Interpretive Summary: There is interest in the cotton industry in developing commercial varieties of cotton for cottonseed free of gossypol (glandless) which can be used as a protein source for non-ruminant animals. Commercial production of glandless cotton in the past has been severely limited due to its being more susceptible to insect damage and yield loss compared to conventional gossypol containing (glanded) varieties. With the elimination of the boll weevil and the pink bollworm as major cotton pests, the way is now open to seriously consider developing commercial glandless cotton varieties. Other insect pests of cotton still remain with the western flower thrip being of concern in the western cotton growing areas of the US. This study reports on several replicated field tests that evaluated the thrip resistance of a number of glandless and glanded cotton varieties to the western flower thrip. Overall the field tests showed that some of the glandless cotton germplasm had higher resistance to western flower thrip than did the glanded cotton. This shows the potential of being able to develop commercial glandless cotton varieties that will not be severely affected by the western flower thrip. However, there are other thrip species that feed on cotton and the glandless cotton will have to be evaluated for their impact on yield in future field trials.
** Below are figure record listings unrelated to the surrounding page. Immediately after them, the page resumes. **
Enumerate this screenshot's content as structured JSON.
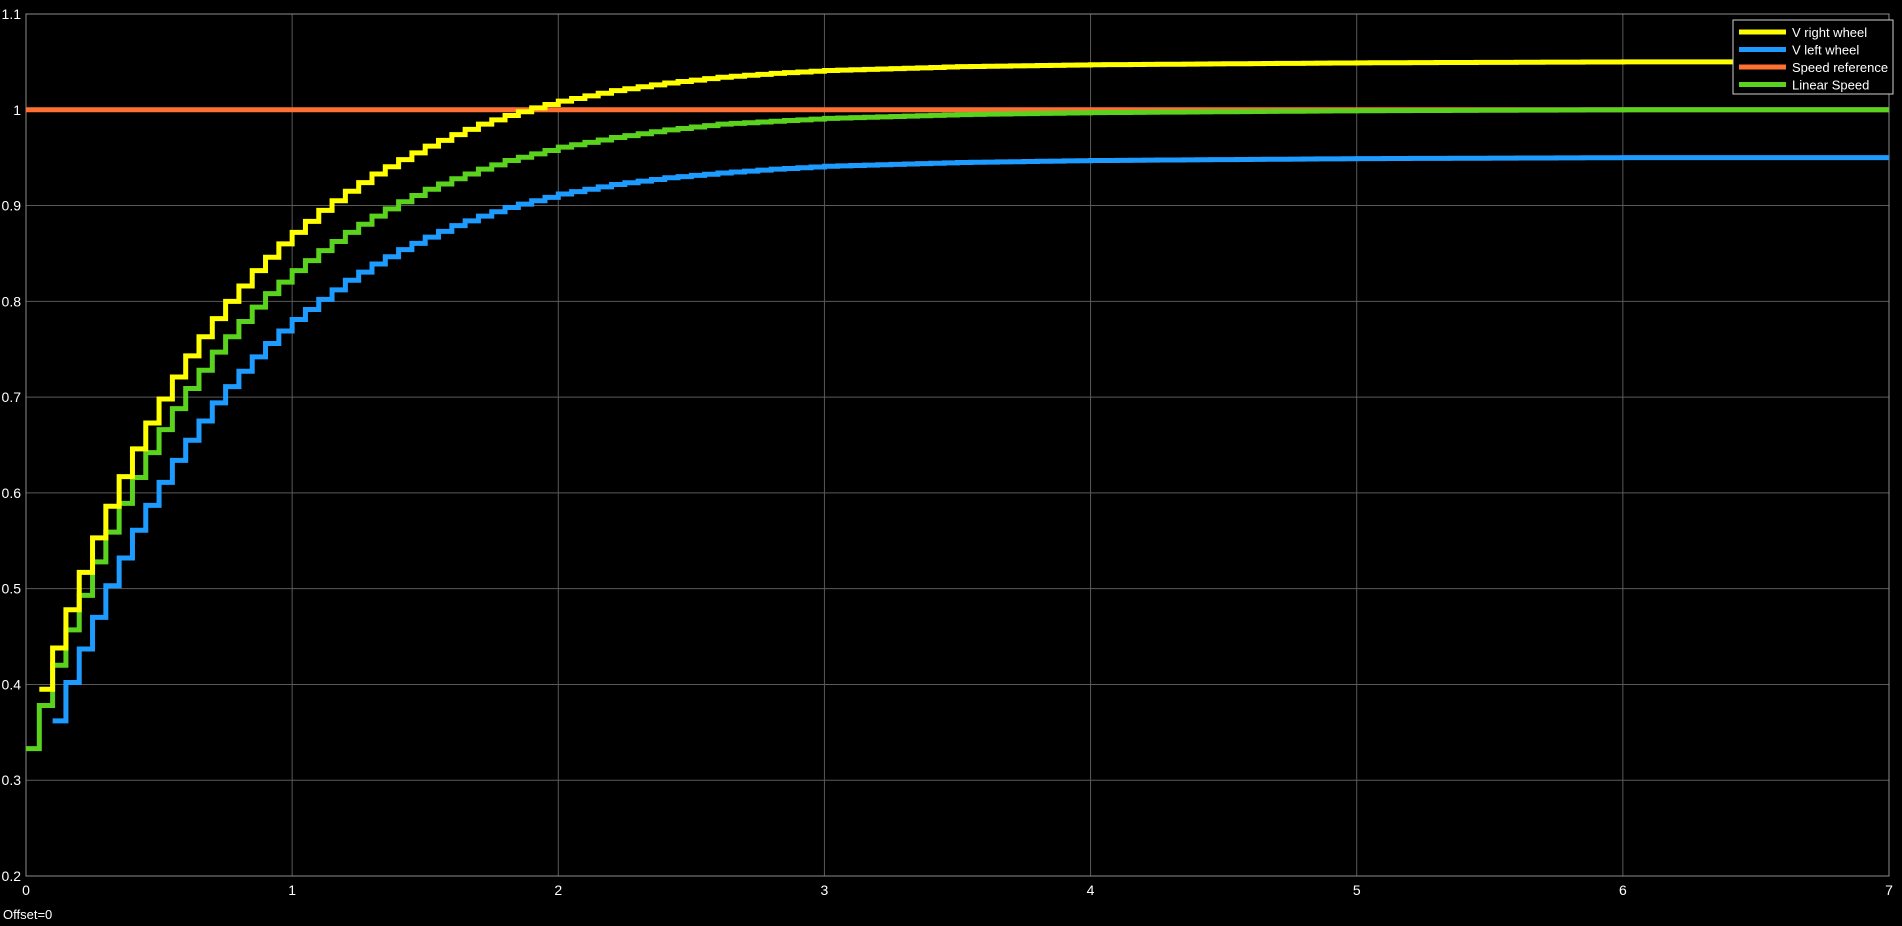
{
  "offset_label": "Offset=0",
  "chart_data": {
    "type": "line",
    "title": "",
    "xlabel": "",
    "ylabel": "",
    "xlim": [
      0,
      7
    ],
    "ylim": [
      0.2,
      1.1
    ],
    "x_ticks": [
      "0",
      "1",
      "2",
      "3",
      "4",
      "5",
      "6",
      "7"
    ],
    "y_ticks": [
      "0.2",
      "0.3",
      "0.4",
      "0.5",
      "0.6",
      "0.7",
      "0.8",
      "0.9",
      "1",
      "1.1"
    ],
    "grid": true,
    "legend_position": "top-right",
    "background_color": "#000000",
    "grid_color": "#5a5a5a",
    "step_interval": 0.05,
    "series": [
      {
        "name": "V right wheel",
        "color": "#ffff00",
        "style": "step",
        "x": [
          0.05,
          0.1,
          0.15,
          0.2,
          0.25,
          0.3,
          0.35,
          0.4,
          0.45,
          0.5,
          0.55,
          0.6,
          0.65,
          0.7,
          0.75,
          0.8,
          0.85,
          0.9,
          0.95,
          1.0,
          1.1,
          1.2,
          1.3,
          1.4,
          1.5,
          1.6,
          1.7,
          1.8,
          1.9,
          2.0,
          2.2,
          2.4,
          2.6,
          2.8,
          3.0,
          3.5,
          4.0,
          5.0,
          6.0,
          7.0
        ],
        "values": [
          0.395,
          0.438,
          0.478,
          0.517,
          0.553,
          0.586,
          0.617,
          0.646,
          0.673,
          0.698,
          0.721,
          0.743,
          0.763,
          0.782,
          0.8,
          0.816,
          0.832,
          0.846,
          0.86,
          0.872,
          0.895,
          0.915,
          0.933,
          0.948,
          0.962,
          0.974,
          0.985,
          0.994,
          1.002,
          1.009,
          1.02,
          1.028,
          1.034,
          1.038,
          1.041,
          1.045,
          1.047,
          1.049,
          1.05,
          1.05
        ]
      },
      {
        "name": "V left wheel",
        "color": "#1e9bff",
        "style": "step",
        "x": [
          0.1,
          0.15,
          0.2,
          0.25,
          0.3,
          0.35,
          0.4,
          0.45,
          0.5,
          0.55,
          0.6,
          0.65,
          0.7,
          0.75,
          0.8,
          0.85,
          0.9,
          0.95,
          1.0,
          1.1,
          1.2,
          1.3,
          1.4,
          1.5,
          1.6,
          1.7,
          1.8,
          1.9,
          2.0,
          2.2,
          2.4,
          2.6,
          2.8,
          3.0,
          3.5,
          4.0,
          5.0,
          6.0,
          7.0
        ],
        "values": [
          0.362,
          0.402,
          0.437,
          0.47,
          0.503,
          0.532,
          0.561,
          0.587,
          0.611,
          0.634,
          0.655,
          0.675,
          0.694,
          0.711,
          0.727,
          0.742,
          0.756,
          0.769,
          0.781,
          0.802,
          0.822,
          0.839,
          0.854,
          0.867,
          0.879,
          0.889,
          0.898,
          0.905,
          0.912,
          0.922,
          0.929,
          0.934,
          0.938,
          0.941,
          0.945,
          0.947,
          0.949,
          0.95,
          0.95
        ]
      },
      {
        "name": "Speed reference",
        "color": "#ff7033",
        "style": "line",
        "x": [
          0,
          7
        ],
        "values": [
          1.0,
          1.0
        ]
      },
      {
        "name": "Linear Speed",
        "color": "#5ad21e",
        "style": "step",
        "x": [
          0.0,
          0.05,
          0.1,
          0.15,
          0.2,
          0.25,
          0.3,
          0.35,
          0.4,
          0.45,
          0.5,
          0.55,
          0.6,
          0.65,
          0.7,
          0.75,
          0.8,
          0.85,
          0.9,
          0.95,
          1.0,
          1.1,
          1.2,
          1.3,
          1.4,
          1.5,
          1.6,
          1.7,
          1.8,
          1.9,
          2.0,
          2.2,
          2.4,
          2.6,
          2.8,
          3.0,
          3.5,
          4.0,
          5.0,
          6.0,
          7.0
        ],
        "values": [
          0.333,
          0.378,
          0.42,
          0.457,
          0.493,
          0.528,
          0.559,
          0.589,
          0.616,
          0.642,
          0.666,
          0.688,
          0.709,
          0.728,
          0.747,
          0.763,
          0.779,
          0.794,
          0.808,
          0.82,
          0.832,
          0.853,
          0.872,
          0.889,
          0.904,
          0.917,
          0.928,
          0.938,
          0.947,
          0.954,
          0.961,
          0.971,
          0.979,
          0.985,
          0.988,
          0.991,
          0.995,
          0.997,
          0.999,
          1.0,
          1.0
        ]
      }
    ]
  }
}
Technical Abstract: Glandless cotton can be grown for cottonseed free of toxic gossypol to be used as food and feed for non-ruminant animals. However, one of the most important limiting factors preventing its commercial production is its higher insect damage than conventional glanded cotton. Thrips is the one of the most important insect pests in the early growing season that may cause yield losses. In this study, 28, 29, 26, and 2 glandless cotton lines were compared with glanded control Acala 1517-08 and other glanded lines for resistance to the Western flower thrips, Frankliniella occidentalis (Pergande) in four replicated field tests each containing 32 genotypes. In the same field, 28 glanded commercial cultivars and 78 glanded breeding lines were compared with Acala 1517-08 and Acala 1517-99 in three other tests with 32 genotypes each. The experimental layouts allowed a comprehensive comparative analysis of thrips resistance within and between glandless and glanded cotton. Overall, glandless cotton had similar or lower thrips damage than glanded cotton, indicating that the glandless trait may serve as a genetic factor for suppressing thrips damage. As compared with Acala 1517-08 which represented one of the most thrips resistant genotypes among glanded cotton tested, glandless Acala GLS and many selections from glandless germplasm were more resistant, while some were similar to Acala 1517-08, indicating that genetic factors other than the glandless trait also affect thrips resistance in cotton. The estimates for broad-sense heritability for thrips resistance were moderate, indicating that thrips resistance is selectable. This is corroborated by the identification of many thrips resistant lines from a cross between Acala 1517-08 and Acala GLS. This study has laid a foundation for a more detailed study using most resistant lines with desirable agronomic traits in multiple environments.